Publisted at 3:51 PM, Mon May 13th, 2024

Photographers are visual storytellers - capturing not just a moment but the raw essence of human experience.

That said, the lens of famous Indian photojournalist Raghu Rai wove poetry out of the chaos and courage of the 1971 Bangladesh Liberation War.

Iconic yet intimate, his photographs became portals to a defining chapter in the subcontinent's narrative.

His innate gift for storytelling found its voice through the camera.

Photo: Noor-A-Alam

Recently, Dhaka University’s Faculty of Fine Arts and the Durjoy Bangladesh Foundation jointly arranged an exhibition titled, “Rise of a Nation” featuring many of the photos taken by Raghu Rai during the 1971 war.  

During the inauguration on 5 May, a book with the same title as the exhibition was launched by the Durjoy Bangladesh Foundation with Raghu Rai present as a guest at the event.

The exhibition will run until 19 May.

Strolling into the sepia of the 70s

By the early 1970s, Rai was already recognised for his ability to distil the profound and the poignant into a single frame.

Yet, it was the crucible of conflict that would elevate him to greatness.

The backdrop was charged. Bangladesh, then East Pakistan, was aflame with the fervour of independence.

As war clouds gathered, Rai embarked on a mission not merely to document, but to bear witness.

Photo: Noor-A-Alam

Rai was working at The Statesman at that time and was assigned to photograph the refugees coming from Bangladesh.

He traversed landscapes transformed by strife—scenes where hope and horror intermingled, where the human spirit endured against the tyranny of oppression.

Describing his time covering the war, he said it reminded him of his own experience of being a refugee at the age of 5 when India and Pakistan were partitioned.

Rai's photographs transcended mere reportage and evoked the gamut of emotions—anguish, resilience, solidarity—etched on the faces of ordinary people swept up in the tides of history.

Photo: Noor-A-Alam

His lens was a silent observer of the courage of freedom fighters and the suffering of refugees, of the untold stories etched into the very fabric of a nation's struggle for self-determination.

Rai captured the dignity of resilience—a mother's gaze holding the weight of displacement; children whose innocence mingled with uncertainty.

Amidst the chaos of conflict, he captured moments of human connection - reminders of a shared humanity amid devastation.

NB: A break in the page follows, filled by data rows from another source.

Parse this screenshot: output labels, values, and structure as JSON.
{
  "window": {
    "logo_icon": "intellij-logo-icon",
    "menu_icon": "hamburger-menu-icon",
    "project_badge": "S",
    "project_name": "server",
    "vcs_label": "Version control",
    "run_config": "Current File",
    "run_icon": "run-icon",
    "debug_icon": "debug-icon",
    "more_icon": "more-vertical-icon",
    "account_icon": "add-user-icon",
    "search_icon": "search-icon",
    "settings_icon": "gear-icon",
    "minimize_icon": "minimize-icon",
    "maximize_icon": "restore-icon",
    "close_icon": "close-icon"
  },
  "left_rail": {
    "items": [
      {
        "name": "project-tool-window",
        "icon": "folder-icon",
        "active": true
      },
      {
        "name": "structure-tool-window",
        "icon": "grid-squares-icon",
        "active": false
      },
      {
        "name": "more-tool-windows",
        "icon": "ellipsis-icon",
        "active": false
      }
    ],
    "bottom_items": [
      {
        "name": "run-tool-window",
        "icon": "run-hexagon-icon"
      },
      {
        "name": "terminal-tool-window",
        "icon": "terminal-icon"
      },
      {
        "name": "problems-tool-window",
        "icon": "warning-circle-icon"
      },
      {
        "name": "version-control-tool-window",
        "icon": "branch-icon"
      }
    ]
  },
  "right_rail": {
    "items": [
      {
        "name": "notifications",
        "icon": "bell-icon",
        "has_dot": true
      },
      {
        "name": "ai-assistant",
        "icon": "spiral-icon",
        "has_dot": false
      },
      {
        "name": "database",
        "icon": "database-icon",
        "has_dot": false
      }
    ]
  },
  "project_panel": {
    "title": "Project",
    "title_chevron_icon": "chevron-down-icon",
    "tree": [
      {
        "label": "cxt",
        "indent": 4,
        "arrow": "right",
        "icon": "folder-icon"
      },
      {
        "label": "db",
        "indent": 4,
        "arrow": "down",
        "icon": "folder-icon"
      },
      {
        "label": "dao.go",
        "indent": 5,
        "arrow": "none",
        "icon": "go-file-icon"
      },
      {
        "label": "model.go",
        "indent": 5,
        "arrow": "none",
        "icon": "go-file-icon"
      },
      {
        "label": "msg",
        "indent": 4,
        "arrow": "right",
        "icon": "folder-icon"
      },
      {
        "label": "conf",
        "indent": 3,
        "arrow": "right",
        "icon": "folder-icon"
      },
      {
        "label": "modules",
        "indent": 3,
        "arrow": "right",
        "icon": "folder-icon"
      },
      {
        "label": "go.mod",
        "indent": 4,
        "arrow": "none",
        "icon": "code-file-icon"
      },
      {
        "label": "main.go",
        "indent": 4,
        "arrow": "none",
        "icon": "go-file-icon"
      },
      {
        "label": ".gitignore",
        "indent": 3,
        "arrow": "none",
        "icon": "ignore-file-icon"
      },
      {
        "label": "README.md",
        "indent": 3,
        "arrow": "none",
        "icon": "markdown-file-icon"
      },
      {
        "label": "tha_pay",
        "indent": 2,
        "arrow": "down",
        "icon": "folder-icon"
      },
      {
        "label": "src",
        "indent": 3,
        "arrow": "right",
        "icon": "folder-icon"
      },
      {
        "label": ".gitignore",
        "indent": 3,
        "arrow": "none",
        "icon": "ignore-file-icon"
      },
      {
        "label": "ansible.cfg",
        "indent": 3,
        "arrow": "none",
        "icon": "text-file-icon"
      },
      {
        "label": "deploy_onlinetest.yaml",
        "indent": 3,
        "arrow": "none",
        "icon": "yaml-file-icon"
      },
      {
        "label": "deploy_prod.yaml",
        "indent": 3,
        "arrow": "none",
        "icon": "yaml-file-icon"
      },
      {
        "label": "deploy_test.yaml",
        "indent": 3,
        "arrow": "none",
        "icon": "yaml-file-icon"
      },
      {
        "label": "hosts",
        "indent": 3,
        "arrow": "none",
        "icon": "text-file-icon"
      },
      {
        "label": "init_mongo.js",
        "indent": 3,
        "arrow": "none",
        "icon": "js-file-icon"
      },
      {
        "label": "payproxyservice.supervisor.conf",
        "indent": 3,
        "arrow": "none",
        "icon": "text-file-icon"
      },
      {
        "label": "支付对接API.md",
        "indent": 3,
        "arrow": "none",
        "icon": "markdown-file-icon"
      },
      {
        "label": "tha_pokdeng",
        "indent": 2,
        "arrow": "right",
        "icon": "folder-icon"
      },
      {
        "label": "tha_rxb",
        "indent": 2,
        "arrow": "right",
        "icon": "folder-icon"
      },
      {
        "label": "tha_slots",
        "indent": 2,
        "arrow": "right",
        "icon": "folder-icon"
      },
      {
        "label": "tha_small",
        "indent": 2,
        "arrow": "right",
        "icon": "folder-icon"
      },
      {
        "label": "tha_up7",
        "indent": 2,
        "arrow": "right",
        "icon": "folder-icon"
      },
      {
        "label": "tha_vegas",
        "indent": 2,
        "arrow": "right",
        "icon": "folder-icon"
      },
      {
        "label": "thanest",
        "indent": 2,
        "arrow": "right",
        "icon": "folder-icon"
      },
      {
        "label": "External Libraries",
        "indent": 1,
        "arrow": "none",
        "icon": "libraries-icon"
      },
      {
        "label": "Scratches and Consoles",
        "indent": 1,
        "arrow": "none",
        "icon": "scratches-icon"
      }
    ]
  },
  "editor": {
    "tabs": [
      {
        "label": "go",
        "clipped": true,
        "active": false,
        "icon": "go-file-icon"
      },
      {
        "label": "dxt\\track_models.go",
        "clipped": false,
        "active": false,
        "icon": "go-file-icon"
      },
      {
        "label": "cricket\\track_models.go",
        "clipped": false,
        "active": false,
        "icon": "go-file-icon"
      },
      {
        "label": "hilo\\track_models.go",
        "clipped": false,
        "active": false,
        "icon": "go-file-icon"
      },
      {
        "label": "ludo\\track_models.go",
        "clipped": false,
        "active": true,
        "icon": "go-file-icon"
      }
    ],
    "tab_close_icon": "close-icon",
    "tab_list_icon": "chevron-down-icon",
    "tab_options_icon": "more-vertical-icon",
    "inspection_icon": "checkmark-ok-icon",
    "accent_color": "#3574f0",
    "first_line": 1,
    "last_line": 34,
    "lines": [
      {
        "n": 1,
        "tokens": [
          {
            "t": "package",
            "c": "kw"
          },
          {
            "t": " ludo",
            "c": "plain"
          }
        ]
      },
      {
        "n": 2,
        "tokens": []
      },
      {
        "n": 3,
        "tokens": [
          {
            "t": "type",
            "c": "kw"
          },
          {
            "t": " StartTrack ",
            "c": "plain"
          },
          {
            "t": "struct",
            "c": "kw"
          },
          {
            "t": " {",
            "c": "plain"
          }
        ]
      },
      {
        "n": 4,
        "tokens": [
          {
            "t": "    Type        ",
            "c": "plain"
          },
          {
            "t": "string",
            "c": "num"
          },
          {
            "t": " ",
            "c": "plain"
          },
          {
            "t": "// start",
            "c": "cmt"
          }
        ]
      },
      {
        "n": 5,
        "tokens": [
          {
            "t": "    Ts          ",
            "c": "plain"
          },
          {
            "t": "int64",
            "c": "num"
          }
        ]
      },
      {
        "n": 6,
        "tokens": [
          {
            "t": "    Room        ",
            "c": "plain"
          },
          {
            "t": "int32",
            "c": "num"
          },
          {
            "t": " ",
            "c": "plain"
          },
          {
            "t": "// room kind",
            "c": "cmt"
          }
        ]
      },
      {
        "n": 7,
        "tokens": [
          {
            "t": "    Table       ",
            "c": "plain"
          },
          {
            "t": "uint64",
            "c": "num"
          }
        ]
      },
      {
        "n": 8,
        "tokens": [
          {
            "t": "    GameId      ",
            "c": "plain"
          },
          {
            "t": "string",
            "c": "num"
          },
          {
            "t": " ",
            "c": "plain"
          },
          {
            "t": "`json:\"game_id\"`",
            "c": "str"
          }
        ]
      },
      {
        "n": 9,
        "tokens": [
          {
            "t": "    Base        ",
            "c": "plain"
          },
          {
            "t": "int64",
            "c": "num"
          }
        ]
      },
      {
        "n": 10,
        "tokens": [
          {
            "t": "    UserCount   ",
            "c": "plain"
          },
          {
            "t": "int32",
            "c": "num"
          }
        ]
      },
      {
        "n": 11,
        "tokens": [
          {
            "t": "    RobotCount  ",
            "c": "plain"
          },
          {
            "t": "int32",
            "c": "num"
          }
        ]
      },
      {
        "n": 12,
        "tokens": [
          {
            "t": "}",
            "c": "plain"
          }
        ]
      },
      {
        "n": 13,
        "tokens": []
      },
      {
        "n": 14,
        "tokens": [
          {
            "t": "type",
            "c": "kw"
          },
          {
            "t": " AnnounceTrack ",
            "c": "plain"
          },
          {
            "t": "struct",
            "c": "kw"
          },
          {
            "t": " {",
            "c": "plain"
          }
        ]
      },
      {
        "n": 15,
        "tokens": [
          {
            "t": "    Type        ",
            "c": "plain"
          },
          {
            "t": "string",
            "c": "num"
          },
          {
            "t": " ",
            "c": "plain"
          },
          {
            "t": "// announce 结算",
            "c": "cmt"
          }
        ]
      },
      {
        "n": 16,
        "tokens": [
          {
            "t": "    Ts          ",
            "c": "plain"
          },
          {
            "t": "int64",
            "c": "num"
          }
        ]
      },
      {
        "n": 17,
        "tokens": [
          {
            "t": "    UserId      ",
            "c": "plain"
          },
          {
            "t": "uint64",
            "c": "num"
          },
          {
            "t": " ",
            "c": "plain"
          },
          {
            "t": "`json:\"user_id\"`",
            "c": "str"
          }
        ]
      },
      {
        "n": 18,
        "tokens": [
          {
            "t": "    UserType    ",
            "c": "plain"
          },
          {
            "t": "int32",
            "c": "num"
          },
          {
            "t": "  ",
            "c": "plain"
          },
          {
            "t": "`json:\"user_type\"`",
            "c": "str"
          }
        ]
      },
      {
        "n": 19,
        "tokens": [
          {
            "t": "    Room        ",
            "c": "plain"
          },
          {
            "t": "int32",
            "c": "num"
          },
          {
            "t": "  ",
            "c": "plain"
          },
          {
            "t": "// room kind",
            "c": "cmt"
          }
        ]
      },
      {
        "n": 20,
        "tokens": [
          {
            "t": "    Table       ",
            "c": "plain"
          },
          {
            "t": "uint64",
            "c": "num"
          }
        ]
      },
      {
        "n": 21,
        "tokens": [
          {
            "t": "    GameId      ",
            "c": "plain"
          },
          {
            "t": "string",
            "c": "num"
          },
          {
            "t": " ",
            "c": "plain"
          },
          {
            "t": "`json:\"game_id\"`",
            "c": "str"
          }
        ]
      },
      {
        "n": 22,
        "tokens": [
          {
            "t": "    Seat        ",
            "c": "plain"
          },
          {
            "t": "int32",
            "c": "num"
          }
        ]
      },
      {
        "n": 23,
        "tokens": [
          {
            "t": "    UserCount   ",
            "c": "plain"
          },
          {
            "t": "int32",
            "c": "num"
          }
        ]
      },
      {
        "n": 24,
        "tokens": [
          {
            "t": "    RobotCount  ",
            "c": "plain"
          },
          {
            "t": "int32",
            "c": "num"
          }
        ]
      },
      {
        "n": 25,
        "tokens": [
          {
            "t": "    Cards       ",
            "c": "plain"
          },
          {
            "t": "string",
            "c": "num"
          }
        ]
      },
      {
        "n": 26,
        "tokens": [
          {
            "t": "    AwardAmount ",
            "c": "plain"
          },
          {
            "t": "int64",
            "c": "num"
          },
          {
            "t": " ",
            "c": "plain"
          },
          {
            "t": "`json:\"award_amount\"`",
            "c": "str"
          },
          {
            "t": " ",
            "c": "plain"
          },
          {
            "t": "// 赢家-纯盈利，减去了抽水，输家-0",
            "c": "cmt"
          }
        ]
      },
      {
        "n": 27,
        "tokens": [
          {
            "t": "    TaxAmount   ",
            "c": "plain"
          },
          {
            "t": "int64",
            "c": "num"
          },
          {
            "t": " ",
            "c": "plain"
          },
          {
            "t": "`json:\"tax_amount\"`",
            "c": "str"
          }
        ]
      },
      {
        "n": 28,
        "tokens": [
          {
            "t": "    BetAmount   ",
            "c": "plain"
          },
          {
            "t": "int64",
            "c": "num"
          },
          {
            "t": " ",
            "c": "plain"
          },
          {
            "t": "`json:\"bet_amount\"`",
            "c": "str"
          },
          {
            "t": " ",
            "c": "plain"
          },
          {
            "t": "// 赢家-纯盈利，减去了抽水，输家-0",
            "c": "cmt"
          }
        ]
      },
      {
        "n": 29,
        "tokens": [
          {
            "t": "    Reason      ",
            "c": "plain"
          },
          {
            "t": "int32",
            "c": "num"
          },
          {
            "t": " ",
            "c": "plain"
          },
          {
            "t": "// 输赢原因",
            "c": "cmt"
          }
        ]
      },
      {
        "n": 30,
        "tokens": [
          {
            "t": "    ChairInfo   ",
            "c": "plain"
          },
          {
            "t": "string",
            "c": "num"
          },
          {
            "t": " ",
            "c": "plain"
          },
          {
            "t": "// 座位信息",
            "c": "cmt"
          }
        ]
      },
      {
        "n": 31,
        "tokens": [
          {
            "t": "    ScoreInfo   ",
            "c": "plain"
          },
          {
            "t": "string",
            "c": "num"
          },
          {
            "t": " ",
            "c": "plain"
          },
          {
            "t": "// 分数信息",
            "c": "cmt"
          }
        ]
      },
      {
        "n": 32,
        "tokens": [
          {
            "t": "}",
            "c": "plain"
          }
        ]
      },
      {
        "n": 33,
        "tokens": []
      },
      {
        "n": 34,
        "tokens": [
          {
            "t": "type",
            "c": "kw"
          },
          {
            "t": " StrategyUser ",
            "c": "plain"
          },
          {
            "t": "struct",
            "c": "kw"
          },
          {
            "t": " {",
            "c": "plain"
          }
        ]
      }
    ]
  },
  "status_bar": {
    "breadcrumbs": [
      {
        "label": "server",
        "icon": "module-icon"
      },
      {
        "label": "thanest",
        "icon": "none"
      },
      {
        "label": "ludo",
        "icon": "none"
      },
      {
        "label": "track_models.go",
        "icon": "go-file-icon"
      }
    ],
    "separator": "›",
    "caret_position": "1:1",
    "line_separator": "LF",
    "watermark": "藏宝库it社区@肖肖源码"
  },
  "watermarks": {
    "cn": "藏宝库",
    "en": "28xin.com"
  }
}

An invitation to empathy, his compositions spoke volumes without words, each frame a meditation on the fragility and fortitude of the human spirit.

Through his lens, the scars of war became a testament to the indomitable will to survive.

Photo: Noor-A-Alam

Beyond capturing the visible, Rai's photographs delved into the invisible—the intangible threads that bind people together in struggle.

His images of the war were not just records but reflections, mirrors that revealed the collective soul of a nation in flux.

They mirrored the pain of separation and the joy of liberation - resonating with a universal language that transcended borders.

Power of photography lies not merely in its ability to capture moments, but in its capacity to evoke empathy, and  Raghu Rai’s repertoire is a testament to that.